Oh, Chelsea. You had an 87% chance of winning and 11% of tying, whereas lonely West Bromwhich Albion - who would go on to be relegated that season - was only give a 2% chance of winning*. Yet they beat mighty Chelsea 5-2 in the textbook definition of an upset.
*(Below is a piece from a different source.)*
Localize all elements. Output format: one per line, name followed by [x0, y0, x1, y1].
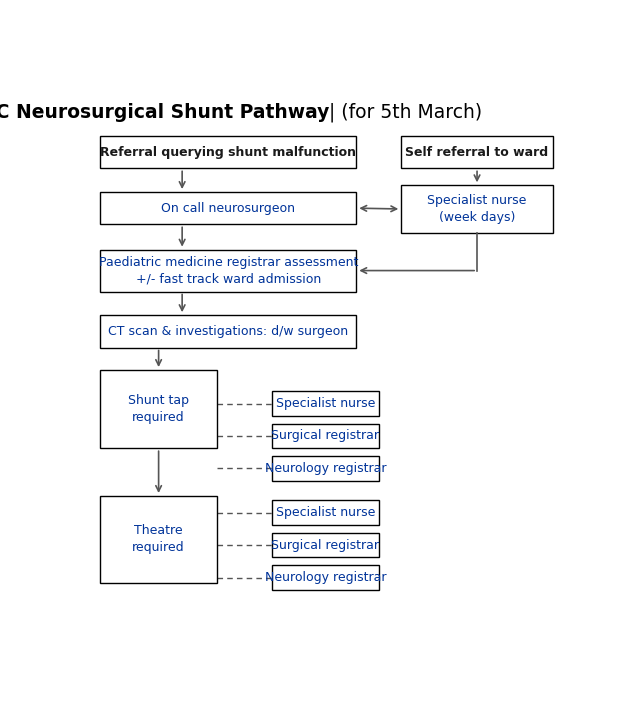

*soyouresayingtheresachance.gif

OK, so we’ve got our bearings, and have a pretty good idea how this works. So let’s take this to the next step. What percent of games do teams with a 5% chance of winning actually win? Should we make like Han Solo and insist we’re never told the odds, or is there something there?

Show the code

win_hist <- soccer_tall %>%
  filter(season < 2022) %>%
  mutate(win_prob_bin = cut(win_prob, c(0, 0.05, 0.1, 0.15, 0.2, 0.25, 0.3, 0.35, 0.4, 0.45, 0.5, 0.55, 0.6, 0.7, 0.75, 0.8, 0.85, 0.9, .95, 1))) %>%
  group_by(win_prob_bin) %>%
  summarise(win_percent = mean(W)) %>%
  ggplot(aes(x = win_prob_bin, y = win_percent))+
  geom_bar(stat = 'identity', fill = '#055C9D')+
  theme_ipsum()+
  scale_y_percent()+
  theme(axis.text.x = element_text(angle = 90, vjust = 0.5, hjust = 1))+
  labs(title = 'PL Win % by Pre-Game Win Odds',
       subtitle = '2015/16 to 2021/22',
       caption = 'Data source: 538')

ggplotly(win_hist)

Well that’s good news for the 538 model - if a team has a win probability between 0% and 5%, they win about 3% of their games, which seems reasonable. There are some odd bits in the data (teams between 70% and 75% odds only win 65% of their matches), but those are likely just random noise in the data.

The overall story is that if a team is a favorite to win, they probably will. And that’s a good thing - the rarity of upsets makes them unique and memorable. As West Brom reminded us, even a mere 2% chance is still a chance.